Playing the plum role of vivacious, narcissistic Arkadina (Meryl Streep did it in Manhattan) will be Jean Walker, an off-Broadway veteran, cabaret performer, alumna of the 2001 “Cherry Orchard,” and Haines Falls resident. Existentially anguished, oedipal Konstantin will be Stephen Hansel, a Sienna College student. Talented, love-blighted Nina will be represented by Lora Lee Ecobelli of Carmel NY. Charles Neighbors of Lexington, who by day is a writer and editor, plays woebegone Sorin. David Fanning of Millbrook NY will be Trigorin. Richly represented in the production, moreover, are GreeneLand artists of distinction: Tina Chadin (Paulina), Keith Muller (Shamraeff) and Patrick Milbourn (Dr Dorn), along with set designer Kico Govantes. Catskillians Joseph Matula and Gretchen Mallory also will perform. The costume designer is Karine Mason of Chatham.
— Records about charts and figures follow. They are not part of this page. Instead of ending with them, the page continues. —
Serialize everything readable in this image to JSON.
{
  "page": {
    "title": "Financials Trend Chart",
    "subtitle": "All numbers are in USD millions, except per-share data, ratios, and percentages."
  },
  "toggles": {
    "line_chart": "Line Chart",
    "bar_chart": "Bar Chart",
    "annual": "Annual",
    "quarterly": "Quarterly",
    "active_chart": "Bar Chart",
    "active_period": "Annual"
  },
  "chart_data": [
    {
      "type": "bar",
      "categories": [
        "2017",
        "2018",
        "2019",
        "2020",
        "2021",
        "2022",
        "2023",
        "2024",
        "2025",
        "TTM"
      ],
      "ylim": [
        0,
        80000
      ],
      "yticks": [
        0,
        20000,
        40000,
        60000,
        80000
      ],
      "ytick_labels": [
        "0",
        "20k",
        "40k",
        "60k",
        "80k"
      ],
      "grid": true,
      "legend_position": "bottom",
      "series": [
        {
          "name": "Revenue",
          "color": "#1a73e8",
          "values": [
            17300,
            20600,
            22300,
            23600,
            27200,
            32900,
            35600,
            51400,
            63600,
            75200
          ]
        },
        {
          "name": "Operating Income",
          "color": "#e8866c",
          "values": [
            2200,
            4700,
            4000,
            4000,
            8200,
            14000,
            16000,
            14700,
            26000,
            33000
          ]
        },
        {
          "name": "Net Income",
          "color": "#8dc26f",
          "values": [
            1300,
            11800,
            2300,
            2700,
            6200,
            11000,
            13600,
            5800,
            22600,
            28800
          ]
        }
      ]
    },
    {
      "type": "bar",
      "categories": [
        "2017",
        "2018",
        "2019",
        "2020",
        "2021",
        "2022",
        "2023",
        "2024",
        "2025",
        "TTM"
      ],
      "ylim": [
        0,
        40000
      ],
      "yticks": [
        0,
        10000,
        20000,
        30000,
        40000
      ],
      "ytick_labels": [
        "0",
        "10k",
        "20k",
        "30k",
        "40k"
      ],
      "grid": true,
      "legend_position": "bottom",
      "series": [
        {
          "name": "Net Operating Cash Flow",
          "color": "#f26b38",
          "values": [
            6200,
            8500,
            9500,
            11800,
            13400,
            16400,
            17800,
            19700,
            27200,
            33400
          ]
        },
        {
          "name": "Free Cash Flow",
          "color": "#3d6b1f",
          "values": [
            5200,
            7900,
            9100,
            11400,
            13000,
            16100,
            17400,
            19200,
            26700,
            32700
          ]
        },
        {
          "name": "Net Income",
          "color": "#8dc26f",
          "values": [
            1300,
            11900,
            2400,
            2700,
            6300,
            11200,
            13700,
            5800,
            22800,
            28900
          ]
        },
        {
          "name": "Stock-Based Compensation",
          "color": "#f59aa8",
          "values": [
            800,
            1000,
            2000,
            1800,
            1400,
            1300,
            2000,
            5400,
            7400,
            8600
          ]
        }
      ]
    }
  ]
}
Performances will be given on successive Friday and Saturday nights, August 5-6 and 12-13. To inquire about block bookings of tickets--a really good idea, club members—call 943-2680.
TRASH TALK. Village officials were more than a mite peeved at failure of Catskill school administrators (food service director Bill Muirhead, especially?) to remove trash created by their big Dutchmen’s Landing picnic last Thursday. The amount of throwaway, we understand, was far above normal, because participants spurned the organic hot dogs and got their own, ignored the 6 bushels of clams, and left behind all 150 pounds of fully roasted pig meat. Every bin was crammed full—and left that way, although the Village’s regular Music in the Park program came right on heels of the schools party.
DAFT RAFTS. Winners of last Sunday’s glorious Wacky Raft Race, from Athens to Catskill Point, were “The River Cats,” captained by our new Catskill Central Schools superintendent, Kate Farrell. According to Leigh Hornbeck of the Albany TimesUnion, the winners’ power came from the efforts of two school administrators and two teachers who “peddled a pair of tandem bicycles aboard their raft.” But in fact they were not selling; they were pedaling. And, according to usually reliable sauces, they functioned as a machine that was well oiled
FAKE LICENSES. Two clerks in Kingston’s Motor Vehicles Department office took bribes in return for issuing drivers’ licenses to people (mostly illegal aliens) who presented fake documents. This came about in consequence of an elaborate Federal and State investigation. In contrast, staff in GreeneLand’s DMV office alerted authorities to illegal applicants, thereby helping in the capture of would-be recipients of licenses based on phony documents. During April 18-24, 18 out-of-towners, suspected of offering false instruments for filing, were arrested.
DAILY MAUL. According to headline and first paragraph of a 6/27 story, crash victim Evalyn Thomas was a Catskill resident. According to sub-head and second paragraph, she lived in Leeds. And according to a 6/29 obituary, survivors of late Abbey N. Brown of Cairo “include her mother…and her [mother’s] finance.” And according to a 7/1 sports page story, “The Greene County Volunteer Fireman’s will be hosting their second annual golf tournament” on July 10th; “The coast to enter… will be $75 per person”; “The coast” covers most everything; and reservations should be made on or before 7/1 (=on or before publication date).
NIMBY COURTHOUSE NEWS. Plaintiff’s attorney: “What is the date of your birth?” Blonde witness: “June 10th.” “What year?” “Every year.” “And at the time of the collision, what gear were you in?” “Gucci sweats and Reeboks.”